Mgr Mercieca’s successor, Mgr Salv Borg, with the collaboration of ex- church procurator Mgr Anton Grech Vella, started the decoration of the ceiling with the intention of it being turned into a so-called “oratorju tal-Passjoni”, that is a prayer-hall housing the statues that are used in the annual Good Friday procession. The decoration was carried out by the late Anthony Xuereb on designs drawn up by veteran Gozo artist Chev. Paul Camilleri Cauchi. Camilleri also made the three paintings depicting important events in the history of Christianity in Gozo.

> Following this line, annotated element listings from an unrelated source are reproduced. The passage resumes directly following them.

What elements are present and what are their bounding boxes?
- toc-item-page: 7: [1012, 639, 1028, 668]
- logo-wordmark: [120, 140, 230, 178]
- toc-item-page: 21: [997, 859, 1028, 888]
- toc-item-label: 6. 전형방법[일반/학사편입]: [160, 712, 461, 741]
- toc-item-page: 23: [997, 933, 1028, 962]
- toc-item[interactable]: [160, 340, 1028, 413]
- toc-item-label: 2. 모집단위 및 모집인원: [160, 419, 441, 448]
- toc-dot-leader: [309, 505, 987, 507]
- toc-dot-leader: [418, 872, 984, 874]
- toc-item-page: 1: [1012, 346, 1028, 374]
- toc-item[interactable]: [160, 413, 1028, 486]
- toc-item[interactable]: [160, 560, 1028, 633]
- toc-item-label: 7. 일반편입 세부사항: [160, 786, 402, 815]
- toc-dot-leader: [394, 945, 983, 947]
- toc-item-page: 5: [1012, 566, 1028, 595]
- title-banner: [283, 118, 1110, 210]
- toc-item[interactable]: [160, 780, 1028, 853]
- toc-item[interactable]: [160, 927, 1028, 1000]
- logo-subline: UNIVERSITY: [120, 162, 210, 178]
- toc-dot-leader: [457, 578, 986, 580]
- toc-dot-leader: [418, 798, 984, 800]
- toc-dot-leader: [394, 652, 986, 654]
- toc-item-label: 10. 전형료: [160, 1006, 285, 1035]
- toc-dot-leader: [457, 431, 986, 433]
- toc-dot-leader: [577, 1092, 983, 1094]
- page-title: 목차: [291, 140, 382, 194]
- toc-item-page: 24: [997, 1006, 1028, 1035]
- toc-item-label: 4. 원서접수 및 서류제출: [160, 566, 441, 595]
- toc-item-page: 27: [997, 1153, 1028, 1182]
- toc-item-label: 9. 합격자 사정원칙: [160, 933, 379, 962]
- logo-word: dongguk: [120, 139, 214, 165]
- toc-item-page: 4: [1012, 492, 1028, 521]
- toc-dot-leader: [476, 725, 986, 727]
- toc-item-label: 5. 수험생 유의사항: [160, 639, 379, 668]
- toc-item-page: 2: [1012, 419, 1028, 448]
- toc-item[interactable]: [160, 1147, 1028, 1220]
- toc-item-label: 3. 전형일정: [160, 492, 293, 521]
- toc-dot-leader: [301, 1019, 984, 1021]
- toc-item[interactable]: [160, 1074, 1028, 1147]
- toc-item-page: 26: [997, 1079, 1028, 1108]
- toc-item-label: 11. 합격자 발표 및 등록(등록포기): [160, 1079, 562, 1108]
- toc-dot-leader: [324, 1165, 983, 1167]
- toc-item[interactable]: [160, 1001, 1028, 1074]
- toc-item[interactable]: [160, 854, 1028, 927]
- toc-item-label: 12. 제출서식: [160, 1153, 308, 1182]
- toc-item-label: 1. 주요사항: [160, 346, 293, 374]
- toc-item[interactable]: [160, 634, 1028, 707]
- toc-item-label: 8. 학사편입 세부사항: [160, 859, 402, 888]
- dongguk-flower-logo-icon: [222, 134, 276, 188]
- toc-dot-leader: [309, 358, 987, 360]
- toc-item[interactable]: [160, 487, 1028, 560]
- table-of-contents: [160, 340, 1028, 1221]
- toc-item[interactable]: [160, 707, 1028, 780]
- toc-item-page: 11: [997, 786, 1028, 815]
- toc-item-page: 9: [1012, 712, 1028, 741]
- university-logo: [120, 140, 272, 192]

Mgr Joseph Farrugia, the current archpriest, in consultation with his predecessor and the various organs of the basilica, re-considered the function of the hall and acted on the decision that it would be of better use as a sacristy. Thus, the artistic furnishings of the upper sacristy were moved from the hall now housing the Aula Mons. Giuseppe Farrugia, to the newly decorated and vast lower hall.

The furnishings included four significant portraits of archpriests Mgr Francis Buttigieg (1848-1864) who became the first bishop of Gozo, painted by Roman painter A. Giacometti in 1965, Mgr Felix Refalo (1869-1917) and Mgr Alphonse M Hili (1917-1943) both painted by R. Caruana Dingli in 1923, and Mgr Michael Cefai (1944-1975) which was painted by Giacometti in 1965.

Between 1998 and 2000, two other portraits were added to the above, both of them commissioned from Raymond Pitre’, depicting respectively Mgr Emanuel Mercieca (1976-1986) and Mgr Saviour Borg (1986-1998).